Where All De White Wimmim At? [Sif]
It was one of those quiet afternoons when no one, not even a goddess wanted to change out of her pajamas into proper attire for greeting the day. It was also one of those afternoons when even the most elegant of goddesses wore scrubby torn sweat pants and a mismatched tank top, one in neon green with pink letters proclaiming 'PINK' on the bottom and the other in bright orange with silver letters that said 'GODDESS.' Goddess of dressing poorly was probably the only thing it proclaimed, but it was comfortable.
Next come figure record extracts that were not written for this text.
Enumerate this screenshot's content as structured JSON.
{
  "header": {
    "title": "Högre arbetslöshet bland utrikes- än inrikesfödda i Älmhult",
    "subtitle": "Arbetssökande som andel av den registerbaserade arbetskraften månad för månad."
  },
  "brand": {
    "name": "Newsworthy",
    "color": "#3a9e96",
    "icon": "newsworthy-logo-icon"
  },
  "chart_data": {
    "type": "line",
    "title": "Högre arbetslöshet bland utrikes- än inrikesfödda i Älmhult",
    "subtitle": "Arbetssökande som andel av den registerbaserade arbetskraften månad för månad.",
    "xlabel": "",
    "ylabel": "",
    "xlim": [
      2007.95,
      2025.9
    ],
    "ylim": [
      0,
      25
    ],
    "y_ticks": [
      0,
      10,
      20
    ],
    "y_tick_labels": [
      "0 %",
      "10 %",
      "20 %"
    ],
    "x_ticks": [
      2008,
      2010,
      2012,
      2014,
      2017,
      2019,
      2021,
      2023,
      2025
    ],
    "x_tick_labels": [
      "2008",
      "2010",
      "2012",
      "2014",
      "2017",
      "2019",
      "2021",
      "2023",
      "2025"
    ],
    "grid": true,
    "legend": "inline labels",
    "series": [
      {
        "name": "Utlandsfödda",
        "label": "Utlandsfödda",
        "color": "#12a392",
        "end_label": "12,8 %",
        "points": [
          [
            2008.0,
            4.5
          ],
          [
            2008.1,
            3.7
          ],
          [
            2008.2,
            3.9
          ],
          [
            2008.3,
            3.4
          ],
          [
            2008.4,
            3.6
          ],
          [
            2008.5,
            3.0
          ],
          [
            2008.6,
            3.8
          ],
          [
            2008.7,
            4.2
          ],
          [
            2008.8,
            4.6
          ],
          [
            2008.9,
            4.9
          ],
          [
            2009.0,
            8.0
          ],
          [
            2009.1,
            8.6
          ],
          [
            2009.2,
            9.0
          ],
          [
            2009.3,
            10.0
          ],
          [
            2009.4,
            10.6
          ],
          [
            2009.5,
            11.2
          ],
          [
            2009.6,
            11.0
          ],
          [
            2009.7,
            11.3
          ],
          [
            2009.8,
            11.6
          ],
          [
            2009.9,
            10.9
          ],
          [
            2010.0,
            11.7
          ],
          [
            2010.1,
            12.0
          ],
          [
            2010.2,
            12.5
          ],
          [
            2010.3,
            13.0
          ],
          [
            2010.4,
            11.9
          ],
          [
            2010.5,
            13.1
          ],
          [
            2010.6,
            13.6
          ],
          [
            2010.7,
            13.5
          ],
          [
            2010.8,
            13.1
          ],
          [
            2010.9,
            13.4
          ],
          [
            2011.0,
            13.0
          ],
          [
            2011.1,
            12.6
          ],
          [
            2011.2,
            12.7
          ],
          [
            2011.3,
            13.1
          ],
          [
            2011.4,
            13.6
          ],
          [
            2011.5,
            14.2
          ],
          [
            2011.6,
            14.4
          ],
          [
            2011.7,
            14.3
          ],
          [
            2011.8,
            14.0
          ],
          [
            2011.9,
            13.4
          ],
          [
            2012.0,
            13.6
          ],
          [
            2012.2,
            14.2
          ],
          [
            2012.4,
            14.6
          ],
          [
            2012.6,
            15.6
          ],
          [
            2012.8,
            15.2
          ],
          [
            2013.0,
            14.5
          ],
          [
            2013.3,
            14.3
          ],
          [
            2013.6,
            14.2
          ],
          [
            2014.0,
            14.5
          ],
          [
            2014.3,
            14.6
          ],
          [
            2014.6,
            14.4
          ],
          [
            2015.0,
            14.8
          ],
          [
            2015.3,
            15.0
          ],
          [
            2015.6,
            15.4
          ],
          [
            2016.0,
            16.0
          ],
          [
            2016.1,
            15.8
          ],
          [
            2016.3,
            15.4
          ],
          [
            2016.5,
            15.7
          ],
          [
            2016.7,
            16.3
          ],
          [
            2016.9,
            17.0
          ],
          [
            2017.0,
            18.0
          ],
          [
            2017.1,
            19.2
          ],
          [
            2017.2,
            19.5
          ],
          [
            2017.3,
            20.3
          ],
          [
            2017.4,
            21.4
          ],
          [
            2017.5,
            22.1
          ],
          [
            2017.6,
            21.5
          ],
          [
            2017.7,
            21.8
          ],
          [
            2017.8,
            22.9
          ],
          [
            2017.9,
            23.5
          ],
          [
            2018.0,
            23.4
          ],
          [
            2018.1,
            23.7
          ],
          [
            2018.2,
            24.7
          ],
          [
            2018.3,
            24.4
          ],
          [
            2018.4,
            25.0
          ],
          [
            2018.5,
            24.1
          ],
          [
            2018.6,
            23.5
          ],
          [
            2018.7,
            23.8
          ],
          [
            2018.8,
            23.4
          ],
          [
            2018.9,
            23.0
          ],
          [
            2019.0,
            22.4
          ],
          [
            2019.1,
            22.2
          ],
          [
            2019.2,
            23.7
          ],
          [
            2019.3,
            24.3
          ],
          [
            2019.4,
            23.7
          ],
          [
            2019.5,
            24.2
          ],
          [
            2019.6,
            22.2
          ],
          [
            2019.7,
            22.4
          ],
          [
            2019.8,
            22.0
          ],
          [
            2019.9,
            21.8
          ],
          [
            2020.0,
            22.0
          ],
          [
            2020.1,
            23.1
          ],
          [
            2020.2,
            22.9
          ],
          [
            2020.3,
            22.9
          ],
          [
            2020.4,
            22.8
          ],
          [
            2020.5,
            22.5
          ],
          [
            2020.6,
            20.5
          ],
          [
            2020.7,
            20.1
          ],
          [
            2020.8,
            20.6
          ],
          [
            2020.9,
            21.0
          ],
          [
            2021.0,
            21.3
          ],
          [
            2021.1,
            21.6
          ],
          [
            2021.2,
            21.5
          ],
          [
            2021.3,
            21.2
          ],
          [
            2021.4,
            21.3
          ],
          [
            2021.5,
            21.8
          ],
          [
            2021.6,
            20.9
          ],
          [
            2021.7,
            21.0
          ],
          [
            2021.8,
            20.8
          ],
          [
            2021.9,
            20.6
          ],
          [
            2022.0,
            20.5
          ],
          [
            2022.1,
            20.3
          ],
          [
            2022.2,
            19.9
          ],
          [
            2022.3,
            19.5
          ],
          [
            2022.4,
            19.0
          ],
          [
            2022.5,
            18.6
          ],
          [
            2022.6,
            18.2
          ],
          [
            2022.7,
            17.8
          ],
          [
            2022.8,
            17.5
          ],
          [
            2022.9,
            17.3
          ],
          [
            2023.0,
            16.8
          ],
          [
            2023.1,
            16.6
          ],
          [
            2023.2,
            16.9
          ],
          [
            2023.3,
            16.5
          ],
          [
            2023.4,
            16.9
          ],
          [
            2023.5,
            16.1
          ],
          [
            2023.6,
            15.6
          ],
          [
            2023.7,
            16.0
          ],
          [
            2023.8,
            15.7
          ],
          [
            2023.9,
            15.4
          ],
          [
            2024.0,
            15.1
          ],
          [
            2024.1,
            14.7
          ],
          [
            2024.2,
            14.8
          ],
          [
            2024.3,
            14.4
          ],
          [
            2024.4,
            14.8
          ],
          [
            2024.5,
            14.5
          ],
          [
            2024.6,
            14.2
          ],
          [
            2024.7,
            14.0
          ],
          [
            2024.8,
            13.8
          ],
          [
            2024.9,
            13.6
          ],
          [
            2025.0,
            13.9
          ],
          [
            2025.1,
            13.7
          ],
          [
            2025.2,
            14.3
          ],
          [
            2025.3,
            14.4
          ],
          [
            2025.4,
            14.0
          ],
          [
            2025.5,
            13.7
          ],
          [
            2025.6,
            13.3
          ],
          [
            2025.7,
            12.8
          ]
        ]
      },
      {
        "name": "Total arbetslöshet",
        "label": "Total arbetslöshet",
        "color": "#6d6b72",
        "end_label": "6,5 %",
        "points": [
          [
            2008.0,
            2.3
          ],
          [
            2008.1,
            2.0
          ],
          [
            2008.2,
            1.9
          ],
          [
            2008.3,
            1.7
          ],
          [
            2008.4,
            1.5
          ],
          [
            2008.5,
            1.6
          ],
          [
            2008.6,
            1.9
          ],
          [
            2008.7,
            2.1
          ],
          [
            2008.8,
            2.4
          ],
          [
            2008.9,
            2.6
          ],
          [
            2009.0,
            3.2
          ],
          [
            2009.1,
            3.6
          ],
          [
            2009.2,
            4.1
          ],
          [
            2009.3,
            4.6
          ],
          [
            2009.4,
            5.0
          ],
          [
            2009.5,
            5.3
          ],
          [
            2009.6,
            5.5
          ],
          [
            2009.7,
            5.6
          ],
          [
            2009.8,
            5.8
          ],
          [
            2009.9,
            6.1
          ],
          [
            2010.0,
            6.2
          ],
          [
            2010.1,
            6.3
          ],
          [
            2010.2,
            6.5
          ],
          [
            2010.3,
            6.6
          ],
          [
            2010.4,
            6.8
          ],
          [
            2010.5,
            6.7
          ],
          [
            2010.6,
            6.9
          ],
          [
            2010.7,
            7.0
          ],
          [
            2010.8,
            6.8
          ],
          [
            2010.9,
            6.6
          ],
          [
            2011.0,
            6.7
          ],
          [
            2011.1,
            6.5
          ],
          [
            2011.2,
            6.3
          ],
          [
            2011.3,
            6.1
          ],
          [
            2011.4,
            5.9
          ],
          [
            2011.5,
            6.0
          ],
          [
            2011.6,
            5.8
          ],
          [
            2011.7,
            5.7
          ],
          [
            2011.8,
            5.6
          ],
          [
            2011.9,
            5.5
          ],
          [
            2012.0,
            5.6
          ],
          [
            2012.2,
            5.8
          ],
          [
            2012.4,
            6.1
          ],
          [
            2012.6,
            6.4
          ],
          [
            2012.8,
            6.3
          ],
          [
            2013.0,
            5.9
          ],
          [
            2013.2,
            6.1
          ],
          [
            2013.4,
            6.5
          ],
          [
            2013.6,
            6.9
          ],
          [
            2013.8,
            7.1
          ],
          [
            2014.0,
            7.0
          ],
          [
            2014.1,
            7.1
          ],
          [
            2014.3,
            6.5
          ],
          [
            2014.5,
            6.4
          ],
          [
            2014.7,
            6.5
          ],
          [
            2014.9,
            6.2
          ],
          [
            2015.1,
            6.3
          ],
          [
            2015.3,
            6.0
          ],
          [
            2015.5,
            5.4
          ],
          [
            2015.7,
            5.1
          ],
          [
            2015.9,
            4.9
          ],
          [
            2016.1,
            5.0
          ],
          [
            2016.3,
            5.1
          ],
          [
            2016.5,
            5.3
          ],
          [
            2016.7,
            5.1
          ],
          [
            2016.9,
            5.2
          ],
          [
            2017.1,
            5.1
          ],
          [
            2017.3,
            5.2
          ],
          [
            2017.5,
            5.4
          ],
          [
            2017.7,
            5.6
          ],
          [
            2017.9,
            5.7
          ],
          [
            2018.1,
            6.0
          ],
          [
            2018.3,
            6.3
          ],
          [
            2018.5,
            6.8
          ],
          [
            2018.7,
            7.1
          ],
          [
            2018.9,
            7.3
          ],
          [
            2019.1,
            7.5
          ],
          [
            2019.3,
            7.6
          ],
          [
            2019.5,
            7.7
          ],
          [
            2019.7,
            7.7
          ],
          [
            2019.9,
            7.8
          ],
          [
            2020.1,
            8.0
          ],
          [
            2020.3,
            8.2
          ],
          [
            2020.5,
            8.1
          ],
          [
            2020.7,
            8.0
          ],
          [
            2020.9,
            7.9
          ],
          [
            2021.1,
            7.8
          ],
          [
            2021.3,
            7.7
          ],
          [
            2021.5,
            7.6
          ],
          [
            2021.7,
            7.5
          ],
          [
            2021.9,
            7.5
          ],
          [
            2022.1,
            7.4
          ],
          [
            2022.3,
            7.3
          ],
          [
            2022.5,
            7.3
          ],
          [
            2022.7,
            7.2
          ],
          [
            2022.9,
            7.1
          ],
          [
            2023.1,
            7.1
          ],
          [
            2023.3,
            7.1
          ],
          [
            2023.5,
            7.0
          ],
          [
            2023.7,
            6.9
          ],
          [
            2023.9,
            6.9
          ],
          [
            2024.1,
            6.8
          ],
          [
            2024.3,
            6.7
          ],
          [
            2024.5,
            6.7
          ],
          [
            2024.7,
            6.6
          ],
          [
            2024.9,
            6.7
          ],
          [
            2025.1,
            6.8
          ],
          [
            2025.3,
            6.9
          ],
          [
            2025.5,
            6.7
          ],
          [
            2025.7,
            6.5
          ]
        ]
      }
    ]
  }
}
On the feet of such a goddess were lavender fuzzy slippers that were kicked up onto the perfect glass coffee table, next to a bowl of greasy potato chips and a box of wine. A box. Of wine. Her hair was not in any form other than atrocious, unbrushed and pulled back into a bright yellow scrunchy whose previous life was on the side of a head in the 1980's in one of those ponytails... on the side of the head.
Iris lounged there, glass of the Peter Vella winery's "Delicious Red" from the box that was sitting on the table.
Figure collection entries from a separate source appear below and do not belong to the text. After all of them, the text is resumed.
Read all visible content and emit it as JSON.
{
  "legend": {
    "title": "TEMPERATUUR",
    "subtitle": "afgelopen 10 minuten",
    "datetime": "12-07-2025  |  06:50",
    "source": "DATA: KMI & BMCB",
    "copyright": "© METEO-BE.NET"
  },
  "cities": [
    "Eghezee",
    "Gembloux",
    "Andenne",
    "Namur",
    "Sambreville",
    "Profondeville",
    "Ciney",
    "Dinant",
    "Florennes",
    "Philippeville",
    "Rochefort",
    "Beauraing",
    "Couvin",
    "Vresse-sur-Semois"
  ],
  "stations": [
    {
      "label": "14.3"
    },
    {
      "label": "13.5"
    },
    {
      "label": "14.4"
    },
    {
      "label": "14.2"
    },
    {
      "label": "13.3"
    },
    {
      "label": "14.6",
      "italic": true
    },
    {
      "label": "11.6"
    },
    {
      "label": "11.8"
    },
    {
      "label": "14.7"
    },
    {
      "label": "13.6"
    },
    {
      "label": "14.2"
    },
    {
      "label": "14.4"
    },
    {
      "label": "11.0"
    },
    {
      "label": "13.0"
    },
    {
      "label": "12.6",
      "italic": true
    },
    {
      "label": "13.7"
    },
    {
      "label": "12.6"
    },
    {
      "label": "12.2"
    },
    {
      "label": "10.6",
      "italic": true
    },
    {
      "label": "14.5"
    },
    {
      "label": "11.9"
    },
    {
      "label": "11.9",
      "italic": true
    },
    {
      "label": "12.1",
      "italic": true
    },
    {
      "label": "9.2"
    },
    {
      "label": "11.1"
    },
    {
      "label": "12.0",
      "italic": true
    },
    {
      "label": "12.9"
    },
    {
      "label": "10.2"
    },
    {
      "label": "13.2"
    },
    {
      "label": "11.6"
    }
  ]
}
It was the greatest way to spend an afternoon. Relaxing with her dearest of friends beside her, staring at the television while AMC played the best of Mel Brooks. Morning had started with the two of them, Iris and Sif, waking up and deciding that while they both had better things to do, nothing won out over a good showing of History of the World Part 1 and Young Frankenstein. Now, one box of box wine killed, that one a Blush, it was time for Blazing Saddles.
Minutes earlier, the two sat on the plush white sofa, wine glasses held high and singing, "I get no kick from champagne... mere alcohol doesn't thrill me at all... so tell me why it should be true... that I get a belt, out of you." Hours earlier the joke was, "Roll, Roll... roll in zee hay!!" Hours before that, it was "We need a miracle."
Now, it was a very different moment. Now they were both giggling and acting far younger than either actually was.